И вот несколько минут спустя мы втроем сидим в отдельном кабинете. Доктор Ричардс бормочет что-то вроде того, что ему очень жаль, но опухоль оказалась злокачественной. Я настолько шокирована, что застываю, как камень. Я не плачу. Спокойно, как это бывает при сильном потрясении, я задаю несколько умных вопросов, стараясь держать себя в руках и даже не смея взглянуть на Кена. Но когда доктор Ричардс выходит, чтобы позвонить медсестре, тогда и только тогда я поворачиваюсь и смотрю на Кена, охваченная паникой. Я захлебываюсь в слезах, пол уплывает из-под ног. Каким-то образом я выбираюсь из своего кресла и оказываюсь в его объятиях — и плачу, и плачу.

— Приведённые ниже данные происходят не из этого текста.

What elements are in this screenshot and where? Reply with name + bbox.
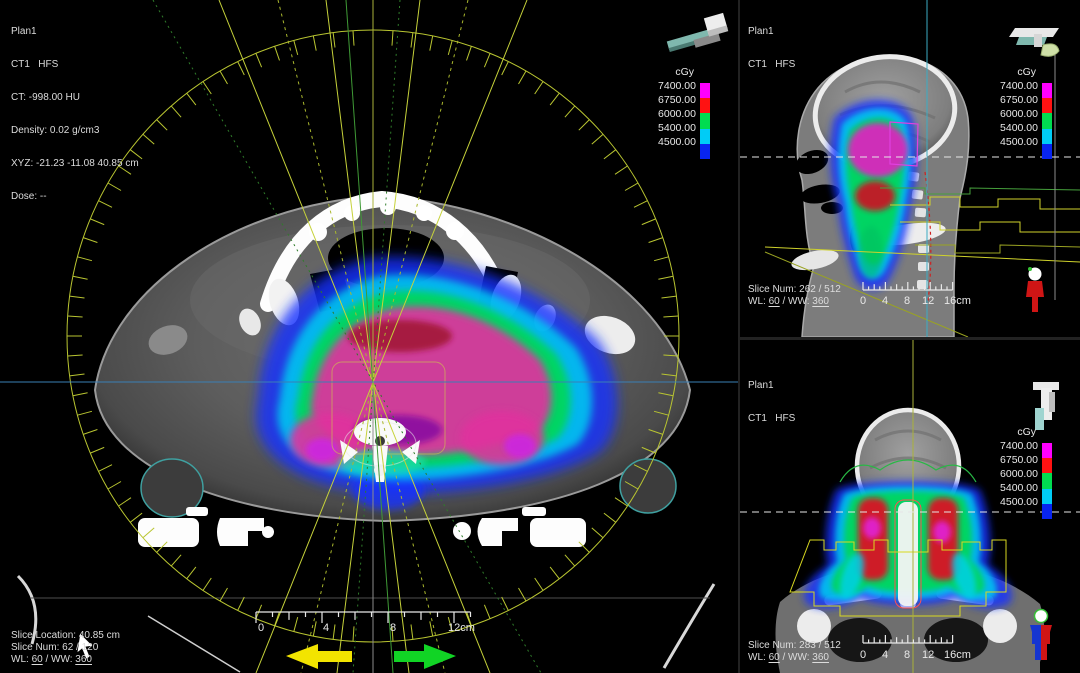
sagittal-info-block: Plan1 CT1 HFS xyxy=(748,4,795,92)
slice-num-label: Slice Num: xyxy=(748,284,796,295)
axial-status-block: Slice Location: 40.85 cm Slice Num: 62 /… xyxy=(11,630,120,666)
tps-screen: 0 4 8 12cm Plan1 CT1 HFS CT: -998.00 HU … xyxy=(0,0,1080,673)
axial-couch-hardware xyxy=(18,507,714,672)
dose-level-values: 7400.00 6750.00 6000.00 5400.00 4500.00 xyxy=(992,79,1038,159)
dose-unit: cGy xyxy=(992,66,1052,79)
wl-label: WL: xyxy=(748,652,766,663)
dose-colorbar xyxy=(1042,83,1052,159)
wl-value[interactable]: 60 xyxy=(32,654,43,665)
ruler-label: 0 xyxy=(258,622,264,634)
ct-value: CT: -998.00 HU xyxy=(11,92,139,103)
slice-location-value: 40.85 cm xyxy=(79,630,120,641)
gantry-arrow-ccw xyxy=(286,644,352,669)
beam-3d-icon[interactable] xyxy=(1025,382,1065,432)
ruler-label: 4 xyxy=(882,295,888,307)
wl-value[interactable]: 60 xyxy=(769,296,780,307)
sagittal-status-block: Slice Num: 262 / 512 WL: 60 / WW: 360 xyxy=(748,284,841,308)
ww-value[interactable]: 360 xyxy=(812,296,829,307)
wl-value[interactable]: 60 xyxy=(769,652,780,663)
ruler-label: 16cm xyxy=(944,649,971,661)
slice-num-value: 262 / 512 xyxy=(799,284,841,295)
ww-value[interactable]: 360 xyxy=(75,654,92,665)
plan-name: Plan1 xyxy=(11,26,139,37)
plan-name: Plan1 xyxy=(748,26,795,37)
plan-name: Plan1 xyxy=(748,380,795,391)
coronal-dose-wash xyxy=(790,460,1012,616)
panel-divider-horizontal[interactable] xyxy=(740,337,1080,340)
coronal-info-block: Plan1 CT1 HFS xyxy=(748,358,795,446)
ruler-label: 12cm xyxy=(448,622,475,634)
dose-legend-axial: cGy 7400.00 6750.00 6000.00 5400.00 4500… xyxy=(650,66,710,159)
dose-legend-coronal: cGy 7400.00 6750.00 6000.00 5400.00 4500… xyxy=(992,426,1052,519)
ruler-label: 12 xyxy=(922,649,934,661)
dose-level-values: 7400.00 6750.00 6000.00 5400.00 4500.00 xyxy=(650,79,696,159)
ruler-label: 4 xyxy=(323,622,329,634)
series-name: CT1 xyxy=(11,59,30,70)
density-value: Density: 0.02 g/cm3 xyxy=(11,125,139,136)
axial-viewport[interactable]: 0 4 8 12cm Plan1 CT1 HFS CT: -998.00 HU … xyxy=(0,0,738,673)
ruler-label: 8 xyxy=(904,295,910,307)
ruler-label: 8 xyxy=(390,622,396,634)
ruler-label: 0 xyxy=(860,649,866,661)
ww-label: WW: xyxy=(51,654,72,665)
ww-label: WW: xyxy=(788,296,809,307)
wl-label: WL: xyxy=(748,296,766,307)
xyz-coordinates: XYZ: -21.23 -11.08 40.85 cm xyxy=(11,158,139,169)
dose-colorbar xyxy=(700,83,710,159)
coronal-status-block: Slice Num: 283 / 512 WL: 60 / WW: 360 xyxy=(748,640,841,664)
series-name: CT1 xyxy=(748,413,767,424)
orientation-label: HFS xyxy=(38,59,58,70)
series-name: CT1 xyxy=(748,59,767,70)
slice-num-label: Slice Num: xyxy=(11,642,59,653)
ruler-label: 0 xyxy=(860,295,866,307)
dose-unit: cGy xyxy=(650,66,710,79)
ww-value[interactable]: 360 xyxy=(812,652,829,663)
ruler-label: 4 xyxy=(882,649,888,661)
gantry-arrow-cw xyxy=(394,644,456,669)
ruler-label: 16cm xyxy=(944,295,971,307)
wl-label: WL: xyxy=(11,654,29,665)
orientation-label: HFS xyxy=(775,413,795,424)
dose-value: Dose: -- xyxy=(11,191,139,202)
orientation-label: HFS xyxy=(775,59,795,70)
axial-ruler xyxy=(256,612,471,623)
slice-num-label: Slice Num: xyxy=(748,640,796,651)
dose-colorbar xyxy=(1042,443,1052,519)
dose-level-values: 7400.00 6750.00 6000.00 5400.00 4500.00 xyxy=(992,439,1038,519)
slice-location-label: Slice Location: xyxy=(11,630,76,641)
ruler-label: 8 xyxy=(904,649,910,661)
slice-num-value: 62 / 120 xyxy=(62,642,98,653)
ww-label: WW: xyxy=(788,652,809,663)
beam-3d-icon[interactable] xyxy=(1005,20,1067,66)
dose-unit: cGy xyxy=(992,426,1052,439)
axial-info-block: Plan1 CT1 HFS CT: -998.00 HU Density: 0.… xyxy=(11,4,139,224)
beam-3d-icon[interactable] xyxy=(662,8,738,56)
slice-num-value: 283 / 512 xyxy=(799,640,841,651)
dose-legend-sagittal: cGy 7400.00 6750.00 6000.00 5400.00 4500… xyxy=(992,66,1052,159)
sagittal-viewport[interactable]: 0 4 8 12 16cm Plan1 CT1 HFS cGy xyxy=(740,0,1080,337)
patient-orientation-icon xyxy=(1026,267,1044,312)
coronal-viewport[interactable]: 0 4 8 12 16cm Plan1 CT1 HFS cGy xyxy=(740,340,1080,673)
ruler-label: 12 xyxy=(922,295,934,307)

Когда приходит беда, с сознанием происходят странные вещи. Ощущение такое, словно окружающий мир превращается в тонкую папиросную бумагу и кто-то просто разрывает ее пополам у тебя на глазах. Я был настолько потрясен, что вел себя так, словно ничего не случилось. Я ощутил невероятную силу, силу, происходившую одновременно и от страшного потрясения, и от притупления чувств. У меня был ясный ум, присутствие духа и решительность. Как хладнокровно сформулировал Сэмюэль Джонсон, ожидание смерти невероятно концентрирует разум. Именно так я себя и чувствовал — невероятно сконцентрированным; штука лишь в том, что наш мир был только что разорван напополам. Остальная часть дня и весь вечер развернулись чередой застывших кадров в замедленном воспроизведении: четкие, наполненные острой болью кадры — один за другим — никаких фильтров, никакой защиты.